The New Gold Rush of Markets

Before the fall of the Berlin Wall, people behind the Iron Curtain looked back on decades of dismal, grey stores with empty windows and little to buy. With the momentous turn of events in the early 1990s, hoards of Czechs, Slovaks and Hungarians streamed across the borders into Austria, eager for Western goods after so many years of doing without, preferring shopping sprees to visiting Vienna's cultural treasures.

Much has changed since then. Today, strolling through Prague, Zagreb or Budapest, you see Austrian brands everywhere, from Billa supermarkets to Palmers lingerie. In fact, shopping in these Eastern European capitals is not much different from shopping in Vienna.

One main reason for this is that for the past decade, Austrian companies have ventured into the new "gold rush" of markets east and south of their borders. With strong ties to Central and Southeastern Europe since the days of the Austro-Hungarian Empire, Austria has held an historic position as a hub between Eastern and Western Europe.

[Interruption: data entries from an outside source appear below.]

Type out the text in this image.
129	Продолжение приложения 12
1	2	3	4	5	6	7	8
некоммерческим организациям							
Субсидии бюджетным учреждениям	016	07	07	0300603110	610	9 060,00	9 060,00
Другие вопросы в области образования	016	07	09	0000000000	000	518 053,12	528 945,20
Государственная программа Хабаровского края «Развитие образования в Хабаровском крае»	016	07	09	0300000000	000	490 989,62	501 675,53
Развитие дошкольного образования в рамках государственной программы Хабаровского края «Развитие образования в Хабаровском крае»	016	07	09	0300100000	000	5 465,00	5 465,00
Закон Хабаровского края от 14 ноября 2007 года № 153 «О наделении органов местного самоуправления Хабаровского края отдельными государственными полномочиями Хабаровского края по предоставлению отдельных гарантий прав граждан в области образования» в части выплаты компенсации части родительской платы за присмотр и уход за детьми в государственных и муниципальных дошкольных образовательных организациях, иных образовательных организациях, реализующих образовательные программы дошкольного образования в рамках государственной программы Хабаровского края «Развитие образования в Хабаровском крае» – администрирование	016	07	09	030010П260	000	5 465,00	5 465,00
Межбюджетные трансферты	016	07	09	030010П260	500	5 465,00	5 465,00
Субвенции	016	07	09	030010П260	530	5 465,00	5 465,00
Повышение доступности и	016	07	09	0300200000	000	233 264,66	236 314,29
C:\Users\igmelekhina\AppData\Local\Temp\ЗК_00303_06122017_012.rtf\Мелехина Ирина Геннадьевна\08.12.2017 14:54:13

But if this venture has proved immensely successful for Austria, (two-thirds of the Vienna Stock Exchange do business there), there are many other foreign countries whose fund managers have been hesitant to take their money east, sceptical of the quality of the young capital markets and their companies. "I have little faith in Eastern European companies because I know very little about them," admitted a manager at Henderson Global Investors. So, in the meantime, to avoid taking the political risk through direct investment, they are discovering Austrian companies as a "safe" way to invest in the upswing development in Central and Eastern Europe, making it an established notion that "the road to Eastern Europe leads through Austria."

Indeed, the country is the gateway to a market with a forecast to grow twice as fast as Western Europe in 2005. Before 2002, the Austrian stock market was regarded by international fund managers as a hinterland full of small and illiquid stocks. Today the share of international sales on the exchange has doubled to 40 percent, doubling also market capitalization and tripling monthly trading volumes.

Increasingly, Austrian companies are looking for opportunities not only in those countries which achieved membership in the EU in 2004, like the Czech Republic, Hungary, Slovakia and Slovenia, to name a few, but also in countries like Bulgaria and Romania that are expected to join in a few years.

Since Europe's biggest problem is growth, "Austrian stocks give you access to the only region of Europe that is growing fast." With Eastern Europeans catching up on taking out loans and mortgages, buying into private pension funds and using credit cards, it is Austria's gateway position to these markets that makes this trend the one to watch in 2005.